First Solar had one Hell of a second quarter. The thin film solar maker began installing the first tools to make its large-format Series 6 in its Ohio factory, while also selling its Switch Station solar project to EDF. But what really changed First Solar’s current situation is the unexpected boon that the company has received from Suniva’s Section 201 trade filing, which has led to the hoarding of modules in anticipation of potential import tariffs and/or restrictions.
Since its last earnings call, First Solar reports 1.5 GW of module bookings, between third-party sales and new projects. This brings it to year-to-date bookings of 2.1 GW, which means that First Solar could be running low on modules to sell, as it shuts production lines down to prepare for the switch to Series 6.
“There is a tremendous amount of demand right now, across all segments of the market,” noted CEO Mark Widmar on the company’s results call.
When all the current bookings are measured against supply for 2017 and 2018, First Solar expects to only have 300 to 500 MW of Series 4 supply left over. The company has clearly seen that despite its desire to move quickly to Series 6, that Series 4 is still selling well.
But the truth is that First Solar doesn’t want to pass up either opportunity, and as a result it is increasing its investment. The company now plans to install Series 6 production equipment in its idled Vietnam factory, and is considering running Series 4 a little longer than previously planned in its enormous facility in Kulim, Malaysia.

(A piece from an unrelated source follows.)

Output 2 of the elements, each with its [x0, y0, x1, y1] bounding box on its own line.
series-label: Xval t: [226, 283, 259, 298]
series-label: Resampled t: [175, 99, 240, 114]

And when the company spends the full billion dollars that it is planning for re-tooling, First Solar should have nearly 4 GW of annual capacity across its fleet by the end of 2019. This includes the 1 GW of Series 4 that the company has said it will retain, a number which it is considering increasing.
Prices and profit
Prices haven’t been bad either. While First Solar notes that solar module prices are still affected by a persistent global oversupply, CEO Widmar says that as a result of the hoarding in advance of a Section 201 decision “pricing has firmed up.” This is good news for First Solar, with no real downside, as its thin-film modules are exempt from any trade action that could result from the Section 201 case.

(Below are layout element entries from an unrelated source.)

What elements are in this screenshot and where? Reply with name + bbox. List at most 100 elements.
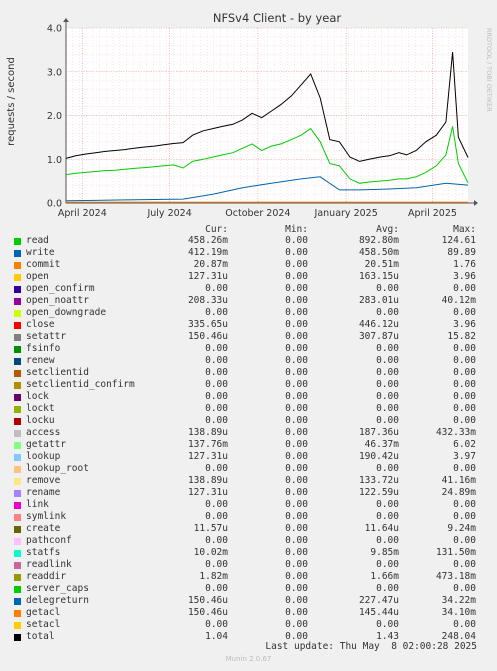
legend-value-avg: 0.00 <box>376 355 399 366</box>
legend-row: open 127.31u 0.00 163.15u 3.96 <box>0 271 497 283</box>
legend-swatch <box>14 466 21 473</box>
legend-swatch <box>14 538 21 545</box>
legend-value-cur: 0.00 <box>205 499 228 510</box>
legend-value-max: 24.89m <box>441 487 476 498</box>
x-tick-label: July 2024 <box>146 208 191 219</box>
legend-value-avg: 190.42u <box>358 451 399 462</box>
legend-value-avg: 187.36u <box>358 427 399 438</box>
legend-value-min: 0.00 <box>285 283 308 294</box>
legend-value-cur: 0.00 <box>205 355 228 366</box>
legend-value-max: 248.04 <box>441 631 476 642</box>
legend-value-avg: 1.66m <box>370 571 399 582</box>
legend-value-cur: 1.82m <box>199 571 228 582</box>
legend-swatch <box>14 478 21 485</box>
legend-swatch <box>14 250 21 257</box>
x-tick-label: January 2025 <box>314 208 378 219</box>
legend-swatch <box>14 370 21 377</box>
legend-swatch <box>14 358 21 365</box>
legend-value-max: 473.18m <box>435 571 476 582</box>
legend-value-cur: 20.87m <box>193 259 228 270</box>
legend-series-name: locku <box>26 415 55 426</box>
legend-value-max: 40.12m <box>441 295 476 306</box>
legend-value-cur: 0.00 <box>205 415 228 426</box>
legend-swatch <box>14 310 21 317</box>
legend-value-avg: 892.80m <box>358 235 399 246</box>
legend-row: lookup 127.31u 0.00 190.42u 3.97 <box>0 451 497 463</box>
legend-row: readlink 0.00 0.00 0.00 0.00 <box>0 559 497 571</box>
y-tick-label: 4.0 <box>47 24 62 35</box>
legend-value-min: 0.00 <box>285 499 308 510</box>
legend-value-avg: 163.15u <box>358 271 399 282</box>
legend-swatch <box>14 286 21 293</box>
legend-series-name: open <box>26 271 49 282</box>
x-tick-label: April 2024 <box>58 208 107 219</box>
legend-value-cur: 0.00 <box>205 379 228 390</box>
legend-row: rename 127.31u 0.00 122.59u 24.89m <box>0 487 497 499</box>
legend-value-min: 0.00 <box>285 379 308 390</box>
legend-swatch <box>14 430 21 437</box>
legend-swatch <box>14 514 21 521</box>
legend-series-name: getacl <box>26 607 61 618</box>
legend-value-min: 0.00 <box>285 403 308 414</box>
legend-series-name: renew <box>26 355 55 366</box>
legend-row: lockt 0.00 0.00 0.00 0.00 <box>0 403 497 415</box>
legend-value-min: 0.00 <box>285 511 308 522</box>
legend-value-max: 34.10m <box>441 607 476 618</box>
legend-swatch <box>14 322 21 329</box>
legend-value-cur: 335.65u <box>187 319 228 330</box>
legend-series-name: pathconf <box>26 535 72 546</box>
legend-value-cur: 10.02m <box>193 547 228 558</box>
legend-swatch <box>14 550 21 557</box>
legend-value-min: 0.00 <box>285 355 308 366</box>
legend-value-max: 0.00 <box>453 343 476 354</box>
legend-value-avg: 283.01u <box>358 295 399 306</box>
legend-value-max: 0.00 <box>453 355 476 366</box>
legend-header: Cur: Min: Avg: Max: <box>0 224 497 236</box>
y-axis-arrow <box>63 18 69 22</box>
legend-swatch <box>14 502 21 509</box>
legend-row: open_noattr 208.33u 0.00 283.01u 40.12m <box>0 295 497 307</box>
legend-value-max: 124.61 <box>441 235 476 246</box>
legend-value-max: 0.00 <box>453 415 476 426</box>
legend-value-avg: 0.00 <box>376 391 399 402</box>
legend-value-max: 131.50m <box>435 547 476 558</box>
legend-value-max: 432.33m <box>435 427 476 438</box>
legend-value-min: 0.00 <box>285 343 308 354</box>
legend-value-avg: 20.51m <box>364 259 399 270</box>
legend-series-name: rename <box>26 487 61 498</box>
chart-title: NFSv4 Client - by year <box>213 11 342 25</box>
legend-value-cur: 127.31u <box>187 271 228 282</box>
legend-value-avg: 46.37m <box>364 439 399 450</box>
legend-swatch <box>14 586 21 593</box>
legend-value-avg: 133.72u <box>358 475 399 486</box>
legend-value-min: 0.00 <box>285 535 308 546</box>
legend-value-max: 0.00 <box>453 583 476 594</box>
legend-series-name: setattr <box>26 331 67 342</box>
legend-value-cur: 0.00 <box>205 283 228 294</box>
last-update: Last update: Thu May 8 02:00:28 2025 <box>265 641 477 652</box>
legend-value-cur: 138.89u <box>187 427 228 438</box>
legend-series-name: symlink <box>26 511 67 522</box>
legend-value-cur: 0.00 <box>205 583 228 594</box>
legend-value-max: 89.89 <box>447 247 476 258</box>
legend-value-max: 15.82 <box>447 331 476 342</box>
legend-value-min: 0.00 <box>285 295 308 306</box>
legend-series-name: total <box>26 631 55 642</box>
legend-row: setattr 150.46u 0.00 307.87u 15.82 <box>0 331 497 343</box>
legend-value-max: 3.96 <box>453 319 476 330</box>
legend-value-min: 0.00 <box>285 475 308 486</box>
legend-row: setclientid_confirm 0.00 0.00 0.00 0.00 <box>0 379 497 391</box>
legend-row: commit 20.87m 0.00 20.51m 1.76 <box>0 259 497 271</box>
legend-value-cur: 11.57u <box>193 523 228 534</box>
legend-value-avg: 0.00 <box>376 283 399 294</box>
legend-value-cur: 0.00 <box>205 307 228 318</box>
legend-row: lookup_root 0.00 0.00 0.00 0.00 <box>0 463 497 475</box>
legend-column-header: Avg: <box>376 224 399 235</box>
legend-series-name: open_noattr <box>26 295 89 306</box>
legend-swatch <box>14 418 21 425</box>
legend-row: open_confirm 0.00 0.00 0.00 0.00 <box>0 283 497 295</box>
legend-value-avg: 307.87u <box>358 331 399 342</box>
legend-value-min: 0.00 <box>285 559 308 570</box>
legend-value-max: 3.96 <box>453 271 476 282</box>
legend-series-name: open_confirm <box>26 283 95 294</box>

The result of both higher bookings and higher prices made for a good quarter for First Solar. The company’s sales were down 39% year-over-year due in part to shuttered lines and in part to fewer project sales, but despite $18 million in restructuring and asset impairment charges, First Solar still pulled off a positive operating margin and a net profit of $52 million.
This is not bad at all for a company in the middle of retooling. In addition to the benefit from third-party module sales, First Solar appears to be happy with the price it got for its Switch Station project, which it notes was higher than it would have recieved from yieldco 8point3 Energy Partners.
First Solar pulled back from 8point3 as it decided to chose to undergo the massive retooling to move to Series 6, and now the yieldco is undergoing a strategic review to decide what path to take forward. In the interim it isn’t picking up more projects, which is freeing up First Solar to sell its projects on the open market, which the company says if offering higher returns.
All of these factors combined have cause First Solar to up its guidance for the rest of the year, in terms of shipments, revenues, margins, profitability and cash balance. The most dramatic change is in operating income. Before First Solar was not sure if it would be in the red or the black in 2017, but now expects $115-$180 million in operating income, with $600 million more in net cash balance, in part due to reduced capital expenditures.
However, the company is clear that none of the many changes it is seeing are slowing down its timeline for moving to its large-format Series 6. “If there is any delay to S6, we don’t want to do that,” notes Widmar.